Finalmente joguei a Fita 2 (Rage) de Lost Records, meus amigos. E o que o título deste texto já adianta é: o doce da nostalgia deixou um gostinho amargo na minha boca.

Mas vamos por partes.

⚠️ Atenção: daqui pra baixo é uma mina de spoilers do game. Se você ainda não jogou e prefere evitar revelações sobre a trama, pare agora meixmo.

A Fita 1 (Bloom) termina com a revelação de que a Kat tem leucemia em estágio terminal. O que não é só um ponto de virada emocional, mas o gatilho que coloca à prova as costuras da amizade entre as quatro meninas.

Na real, foi como imaginei depois de jogar a fita anterior: se em Bloom foi um crescimento emocional positivo, em Rage seria o momento em que as inseguranças retornam. Enquanto na Fita 1 o vínculo entre elas parecia sólido, juvenil e quase indestrutível, aqui ele começa a revelar algumas rachaduras que vêm do medo, da culpa e, um pouco, da incapacidade de lidar com a dor das pessoas.

Swann, como sempre, ocupa uma posição quase instintiva de mediação. Mas dessa vez o peso que ela carrega é mais denso. Saber da doença de Kat muda a maneira como ela observa e reage ao grupo. Há uma urgência nova nos seus gestos, um cuidado redobrado e, ao mesmo tempo, um afastamento sutil, como se ela própria ainda estivesse tentando digerir tudo antes de saber como agir.

Pelo menos na minha gameplay, essa mudança afetou muito mais intensamente a dinâmica com a Autumn. Ela oscila entre o colapso iminente diante da situação e a tentativa de manter uma fachada, e é nesse ponto que o jogo oferece uma das sequências mais marcantes da Fita 2: quando Autumn tem um ataque de pânico e Swann precisa trazê-la de volta pro chão da realidade.

Ou melhor, pra dentro de tudo o que construíram naquela amizade.

 

A fragilidade das (minhas) conexões

Ainda que a tal sequência das duas seja, de fato, marcante, foi uma das que mais me fizeram questionar meu envolvimento emocional com a Autumn.

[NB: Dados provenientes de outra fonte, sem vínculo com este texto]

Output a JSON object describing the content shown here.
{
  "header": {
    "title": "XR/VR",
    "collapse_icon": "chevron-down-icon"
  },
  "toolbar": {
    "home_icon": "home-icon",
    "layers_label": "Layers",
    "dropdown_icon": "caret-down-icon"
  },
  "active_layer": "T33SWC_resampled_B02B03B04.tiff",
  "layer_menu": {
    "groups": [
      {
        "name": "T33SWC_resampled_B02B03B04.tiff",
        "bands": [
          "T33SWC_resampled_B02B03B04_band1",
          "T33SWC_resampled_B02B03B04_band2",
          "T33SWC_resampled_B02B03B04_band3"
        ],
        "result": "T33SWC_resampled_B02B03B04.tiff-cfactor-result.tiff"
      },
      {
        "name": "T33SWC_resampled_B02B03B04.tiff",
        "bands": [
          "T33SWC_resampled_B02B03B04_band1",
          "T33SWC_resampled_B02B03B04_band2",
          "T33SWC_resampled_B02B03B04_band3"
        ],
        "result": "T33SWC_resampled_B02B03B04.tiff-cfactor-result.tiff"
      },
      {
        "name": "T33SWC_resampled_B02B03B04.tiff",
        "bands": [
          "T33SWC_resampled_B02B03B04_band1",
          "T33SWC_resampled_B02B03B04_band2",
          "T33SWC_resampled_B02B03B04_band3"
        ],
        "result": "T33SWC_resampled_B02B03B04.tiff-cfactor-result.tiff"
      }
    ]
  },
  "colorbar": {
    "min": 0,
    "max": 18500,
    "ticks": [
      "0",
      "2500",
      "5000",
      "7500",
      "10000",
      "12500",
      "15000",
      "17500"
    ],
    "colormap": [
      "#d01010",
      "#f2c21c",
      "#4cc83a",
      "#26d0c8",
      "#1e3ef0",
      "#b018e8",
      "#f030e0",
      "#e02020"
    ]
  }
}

São cenas construídas com sensibilidade, que deixam espaço pras emoções respirarem. Autumn volta à cabana pra pegar de volta suas coisas e ir pra casa, cheia de culpa por ter convivido tanto tempo com a Kat sem saber da doença, crente de que o show que fizeram no estacionamento do bar foi um completo desastre pra todos (mas especialmente pra ela, que foi parar no hospital logo depois).

Além disso, Autumn afirma que sempre se sentiu deixada de lado no grupo. Ela era a pessoa, entre as meninas, em quem menos prestavam atenção, por quem menos se importavam.

Isso me causou estranhamento, enquanto jogadora, porque não senti essas pistas sendo jogadas na Fita 1 pra gente colher a “recompensa” depois.

Então, quase pus tudo a perder ali: eu estava diante de uma personagem em crise e, ainda assim, hesitei em me esforçar pra vê-la bem.  Tive, inclusive, que rejogar a cena, porque 1) eu de fato não me importei muito e 2) porque a narrativa não me deu as ferramentas emocionais para saber como estar ali por ela.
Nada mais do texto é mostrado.